Question

A set of exam scores is normally distributed and has a mean of 79.4 and a standard deviation of 11. What is the probability that a randomly selected score will be greater than 54.1? Answer = (round to four decimal places) Note: Be careful...only use the Z Table here and round z scores to two places since that’s what the table uses...do not use technology or the 68-95-99.7 Rule.

Answer 1

There is a 98.93% probability that a randomly selected score will be greater than 54.1.

Explanation:

Problems of normally distributed samples can be solved using the z-score formula.

In a set with mean
`\mu` and standard deviation
`\sigma`, the zscore of a measure X is given by:

`Z = (X - \mu)/(\sigma)`

The Z-score measures how many standard deviations the measure is from the mean. After finding the Z-score, we look at the z-score table and find the p-value associated with this z-score. This p-value is the probability that the value of the measure is smaller than X, that is, the percentile of X. Subtracting 1 by the pvalue, we get the probability that the value of the measure is greater than X.

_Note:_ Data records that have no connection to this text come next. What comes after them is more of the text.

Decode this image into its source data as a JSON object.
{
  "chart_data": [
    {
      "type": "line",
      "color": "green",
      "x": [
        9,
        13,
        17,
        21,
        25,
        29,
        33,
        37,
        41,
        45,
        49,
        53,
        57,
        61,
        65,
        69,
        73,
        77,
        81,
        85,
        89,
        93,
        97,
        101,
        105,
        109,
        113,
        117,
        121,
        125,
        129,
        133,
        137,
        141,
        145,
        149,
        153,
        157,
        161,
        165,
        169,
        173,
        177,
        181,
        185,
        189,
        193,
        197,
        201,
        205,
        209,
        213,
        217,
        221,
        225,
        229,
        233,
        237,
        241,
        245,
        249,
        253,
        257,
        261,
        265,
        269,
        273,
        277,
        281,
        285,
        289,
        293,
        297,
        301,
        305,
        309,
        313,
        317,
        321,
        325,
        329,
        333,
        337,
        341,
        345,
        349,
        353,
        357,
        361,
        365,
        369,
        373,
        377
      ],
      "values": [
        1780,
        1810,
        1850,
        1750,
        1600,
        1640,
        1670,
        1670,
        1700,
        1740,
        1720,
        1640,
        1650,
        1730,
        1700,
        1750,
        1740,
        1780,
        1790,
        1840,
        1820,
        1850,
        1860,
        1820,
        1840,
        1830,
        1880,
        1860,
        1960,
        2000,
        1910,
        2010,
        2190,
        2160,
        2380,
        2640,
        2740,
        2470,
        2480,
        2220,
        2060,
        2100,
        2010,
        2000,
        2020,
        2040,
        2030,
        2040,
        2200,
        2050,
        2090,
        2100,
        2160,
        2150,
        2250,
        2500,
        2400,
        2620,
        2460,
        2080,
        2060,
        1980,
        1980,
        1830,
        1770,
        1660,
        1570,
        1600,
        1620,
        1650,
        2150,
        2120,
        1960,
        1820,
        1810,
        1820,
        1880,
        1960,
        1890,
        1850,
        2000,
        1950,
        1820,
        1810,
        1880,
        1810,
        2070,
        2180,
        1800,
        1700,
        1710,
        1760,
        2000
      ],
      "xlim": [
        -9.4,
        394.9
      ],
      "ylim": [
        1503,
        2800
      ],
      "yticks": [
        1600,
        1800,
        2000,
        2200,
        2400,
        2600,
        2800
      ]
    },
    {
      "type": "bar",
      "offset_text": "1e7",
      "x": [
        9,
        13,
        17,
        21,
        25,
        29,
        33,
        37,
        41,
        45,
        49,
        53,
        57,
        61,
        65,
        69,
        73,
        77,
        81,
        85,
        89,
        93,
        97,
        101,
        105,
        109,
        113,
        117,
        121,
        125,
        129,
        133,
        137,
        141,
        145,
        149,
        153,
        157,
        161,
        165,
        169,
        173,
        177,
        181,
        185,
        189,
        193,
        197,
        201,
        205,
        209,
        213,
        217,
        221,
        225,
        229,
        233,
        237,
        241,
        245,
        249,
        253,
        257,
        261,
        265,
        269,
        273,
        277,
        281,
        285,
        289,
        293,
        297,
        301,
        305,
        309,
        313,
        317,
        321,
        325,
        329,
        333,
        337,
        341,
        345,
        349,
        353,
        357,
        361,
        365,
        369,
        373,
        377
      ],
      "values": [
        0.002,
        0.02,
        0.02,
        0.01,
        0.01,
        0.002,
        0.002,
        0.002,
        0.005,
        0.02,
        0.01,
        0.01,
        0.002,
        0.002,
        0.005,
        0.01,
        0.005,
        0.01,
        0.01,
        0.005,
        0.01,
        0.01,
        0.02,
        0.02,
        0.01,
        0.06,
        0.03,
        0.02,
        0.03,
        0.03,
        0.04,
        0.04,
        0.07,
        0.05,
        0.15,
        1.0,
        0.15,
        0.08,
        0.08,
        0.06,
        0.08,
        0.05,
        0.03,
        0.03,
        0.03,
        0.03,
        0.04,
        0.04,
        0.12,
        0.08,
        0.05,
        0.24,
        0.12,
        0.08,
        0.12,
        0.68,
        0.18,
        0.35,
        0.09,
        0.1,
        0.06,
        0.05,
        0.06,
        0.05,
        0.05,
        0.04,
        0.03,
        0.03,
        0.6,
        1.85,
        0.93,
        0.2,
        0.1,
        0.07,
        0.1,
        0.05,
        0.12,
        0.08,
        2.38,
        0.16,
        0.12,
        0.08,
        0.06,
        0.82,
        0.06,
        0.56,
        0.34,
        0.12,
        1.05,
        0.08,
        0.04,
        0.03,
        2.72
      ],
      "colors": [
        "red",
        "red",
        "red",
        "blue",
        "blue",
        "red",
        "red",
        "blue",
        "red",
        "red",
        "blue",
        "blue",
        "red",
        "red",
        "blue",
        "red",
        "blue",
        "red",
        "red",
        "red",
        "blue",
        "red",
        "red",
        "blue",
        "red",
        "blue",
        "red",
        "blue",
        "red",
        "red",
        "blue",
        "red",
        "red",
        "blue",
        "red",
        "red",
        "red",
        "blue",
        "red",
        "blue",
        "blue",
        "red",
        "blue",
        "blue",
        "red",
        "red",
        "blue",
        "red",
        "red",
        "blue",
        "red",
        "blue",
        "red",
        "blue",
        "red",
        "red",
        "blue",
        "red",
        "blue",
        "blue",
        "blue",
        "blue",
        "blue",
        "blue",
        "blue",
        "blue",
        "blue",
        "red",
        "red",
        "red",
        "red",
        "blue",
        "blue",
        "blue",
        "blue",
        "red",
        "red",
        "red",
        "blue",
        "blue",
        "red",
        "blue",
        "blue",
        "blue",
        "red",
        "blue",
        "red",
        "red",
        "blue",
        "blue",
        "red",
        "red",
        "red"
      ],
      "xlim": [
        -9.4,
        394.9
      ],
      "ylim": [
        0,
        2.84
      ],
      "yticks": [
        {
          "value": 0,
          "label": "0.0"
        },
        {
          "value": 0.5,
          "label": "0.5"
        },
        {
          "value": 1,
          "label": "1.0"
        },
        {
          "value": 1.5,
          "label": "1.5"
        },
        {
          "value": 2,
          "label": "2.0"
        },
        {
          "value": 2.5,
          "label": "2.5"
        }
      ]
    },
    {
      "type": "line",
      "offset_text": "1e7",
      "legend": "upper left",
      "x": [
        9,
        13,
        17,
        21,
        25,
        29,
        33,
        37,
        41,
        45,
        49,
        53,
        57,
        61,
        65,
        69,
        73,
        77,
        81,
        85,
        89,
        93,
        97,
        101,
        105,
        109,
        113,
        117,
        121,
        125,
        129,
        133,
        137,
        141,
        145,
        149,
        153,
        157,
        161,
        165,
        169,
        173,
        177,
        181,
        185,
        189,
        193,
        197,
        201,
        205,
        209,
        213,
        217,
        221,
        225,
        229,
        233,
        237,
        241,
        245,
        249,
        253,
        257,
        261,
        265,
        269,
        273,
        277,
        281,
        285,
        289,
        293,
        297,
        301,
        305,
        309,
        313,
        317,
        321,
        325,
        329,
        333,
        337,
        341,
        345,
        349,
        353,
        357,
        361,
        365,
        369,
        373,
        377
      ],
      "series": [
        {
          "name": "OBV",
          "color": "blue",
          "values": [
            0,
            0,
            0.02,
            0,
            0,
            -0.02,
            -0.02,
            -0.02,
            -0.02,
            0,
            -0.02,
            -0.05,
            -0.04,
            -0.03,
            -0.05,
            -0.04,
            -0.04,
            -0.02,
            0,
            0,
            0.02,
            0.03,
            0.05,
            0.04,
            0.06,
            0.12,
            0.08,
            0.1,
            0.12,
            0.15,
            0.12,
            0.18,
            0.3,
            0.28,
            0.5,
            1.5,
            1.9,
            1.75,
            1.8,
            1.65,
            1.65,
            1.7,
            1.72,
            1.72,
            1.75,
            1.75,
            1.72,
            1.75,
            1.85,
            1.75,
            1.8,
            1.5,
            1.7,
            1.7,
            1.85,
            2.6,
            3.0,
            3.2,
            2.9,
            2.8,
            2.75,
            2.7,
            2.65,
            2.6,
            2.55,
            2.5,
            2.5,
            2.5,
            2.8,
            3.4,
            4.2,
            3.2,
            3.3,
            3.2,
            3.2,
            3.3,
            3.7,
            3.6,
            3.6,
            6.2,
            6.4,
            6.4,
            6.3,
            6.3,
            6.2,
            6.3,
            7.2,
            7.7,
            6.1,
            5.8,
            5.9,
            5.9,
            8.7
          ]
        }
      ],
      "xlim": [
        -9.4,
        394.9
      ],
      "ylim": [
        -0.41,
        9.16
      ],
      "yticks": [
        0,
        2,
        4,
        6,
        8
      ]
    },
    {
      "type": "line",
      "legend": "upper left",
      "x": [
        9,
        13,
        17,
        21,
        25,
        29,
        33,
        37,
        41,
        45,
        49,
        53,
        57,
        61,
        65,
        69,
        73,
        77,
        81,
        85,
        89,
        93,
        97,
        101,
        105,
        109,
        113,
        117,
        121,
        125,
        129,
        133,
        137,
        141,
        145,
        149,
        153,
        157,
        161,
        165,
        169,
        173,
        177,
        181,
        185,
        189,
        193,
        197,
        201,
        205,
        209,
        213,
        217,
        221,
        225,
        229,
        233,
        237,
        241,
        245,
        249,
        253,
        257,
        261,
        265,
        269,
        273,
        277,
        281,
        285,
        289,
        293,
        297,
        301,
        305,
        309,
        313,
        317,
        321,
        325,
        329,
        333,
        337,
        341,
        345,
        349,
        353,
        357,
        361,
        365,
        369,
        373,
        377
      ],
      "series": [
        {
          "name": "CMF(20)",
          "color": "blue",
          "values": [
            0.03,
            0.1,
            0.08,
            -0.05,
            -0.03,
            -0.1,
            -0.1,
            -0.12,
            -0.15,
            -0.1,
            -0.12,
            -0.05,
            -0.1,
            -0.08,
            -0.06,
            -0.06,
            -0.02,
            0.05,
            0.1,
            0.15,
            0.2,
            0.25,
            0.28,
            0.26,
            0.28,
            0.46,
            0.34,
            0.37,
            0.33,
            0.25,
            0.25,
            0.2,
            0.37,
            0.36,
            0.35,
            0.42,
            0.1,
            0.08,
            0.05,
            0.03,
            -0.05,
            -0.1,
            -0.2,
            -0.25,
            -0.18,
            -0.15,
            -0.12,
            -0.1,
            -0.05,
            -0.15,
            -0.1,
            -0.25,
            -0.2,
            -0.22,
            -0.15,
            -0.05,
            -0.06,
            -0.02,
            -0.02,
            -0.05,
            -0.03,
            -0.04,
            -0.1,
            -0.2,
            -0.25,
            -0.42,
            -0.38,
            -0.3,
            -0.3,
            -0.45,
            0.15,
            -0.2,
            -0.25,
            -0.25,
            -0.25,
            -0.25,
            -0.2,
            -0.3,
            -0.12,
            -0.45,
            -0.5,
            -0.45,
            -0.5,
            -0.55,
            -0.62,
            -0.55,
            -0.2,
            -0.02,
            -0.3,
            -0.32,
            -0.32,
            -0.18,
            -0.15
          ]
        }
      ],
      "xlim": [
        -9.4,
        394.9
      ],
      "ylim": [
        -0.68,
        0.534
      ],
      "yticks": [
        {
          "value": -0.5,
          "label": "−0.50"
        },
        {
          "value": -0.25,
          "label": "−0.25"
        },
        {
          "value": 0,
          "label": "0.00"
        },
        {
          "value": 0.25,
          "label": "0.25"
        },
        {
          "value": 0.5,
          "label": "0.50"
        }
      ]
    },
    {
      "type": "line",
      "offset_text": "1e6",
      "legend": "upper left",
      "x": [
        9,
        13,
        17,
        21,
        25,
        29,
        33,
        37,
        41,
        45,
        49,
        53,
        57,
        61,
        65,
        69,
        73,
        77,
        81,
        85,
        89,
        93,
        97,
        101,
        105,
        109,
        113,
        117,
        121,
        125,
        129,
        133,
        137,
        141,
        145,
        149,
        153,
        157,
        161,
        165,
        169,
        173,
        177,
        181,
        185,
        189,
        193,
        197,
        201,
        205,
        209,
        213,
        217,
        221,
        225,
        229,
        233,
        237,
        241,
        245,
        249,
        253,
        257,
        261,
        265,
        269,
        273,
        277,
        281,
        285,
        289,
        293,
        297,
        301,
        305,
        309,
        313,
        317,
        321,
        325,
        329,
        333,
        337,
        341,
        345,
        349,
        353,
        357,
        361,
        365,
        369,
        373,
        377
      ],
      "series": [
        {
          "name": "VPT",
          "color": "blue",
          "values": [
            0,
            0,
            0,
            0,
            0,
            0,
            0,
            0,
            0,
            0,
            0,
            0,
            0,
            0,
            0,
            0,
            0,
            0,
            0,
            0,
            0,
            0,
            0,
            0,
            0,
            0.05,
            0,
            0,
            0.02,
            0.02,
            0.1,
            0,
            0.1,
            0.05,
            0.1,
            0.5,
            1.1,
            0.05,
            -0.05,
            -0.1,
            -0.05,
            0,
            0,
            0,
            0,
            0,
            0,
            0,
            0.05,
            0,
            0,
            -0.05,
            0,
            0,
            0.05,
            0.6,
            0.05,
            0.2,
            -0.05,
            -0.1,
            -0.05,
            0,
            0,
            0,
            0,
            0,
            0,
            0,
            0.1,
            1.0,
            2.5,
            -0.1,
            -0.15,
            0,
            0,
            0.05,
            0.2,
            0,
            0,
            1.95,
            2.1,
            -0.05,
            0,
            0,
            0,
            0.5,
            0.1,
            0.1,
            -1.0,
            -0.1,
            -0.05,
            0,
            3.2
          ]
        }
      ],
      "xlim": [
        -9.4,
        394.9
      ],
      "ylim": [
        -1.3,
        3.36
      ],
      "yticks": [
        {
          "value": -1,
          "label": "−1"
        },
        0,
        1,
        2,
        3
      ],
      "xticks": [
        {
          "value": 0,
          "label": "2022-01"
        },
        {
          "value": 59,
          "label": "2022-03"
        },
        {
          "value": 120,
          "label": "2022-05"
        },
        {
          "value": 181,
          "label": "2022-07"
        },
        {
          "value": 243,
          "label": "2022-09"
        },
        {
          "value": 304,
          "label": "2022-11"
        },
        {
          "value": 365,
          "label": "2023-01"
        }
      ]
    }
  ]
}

In this problem, we have that:

A set of exam scores is normally distributed and has a mean of 79.4 and a standard deviation of 11. This means that
`\mu = 79.4, \sigma = 11`.

What is the probability that a randomly selected score will be greater than 54.1?

This probability is 1 subtracted by the pvalue of Z when
`X = 54.1`.

`Z = (X - \mu)/(\sigma)`

`Z = (54.1 - 79.4)/(11)`

`Z = -2.3`

`Z = -2.3` has a pvalue of 0.0107.

This means that there is a 1-0.0107 = 0.9893 = 98.93% probability that a randomly selected score will be greater than 54.1.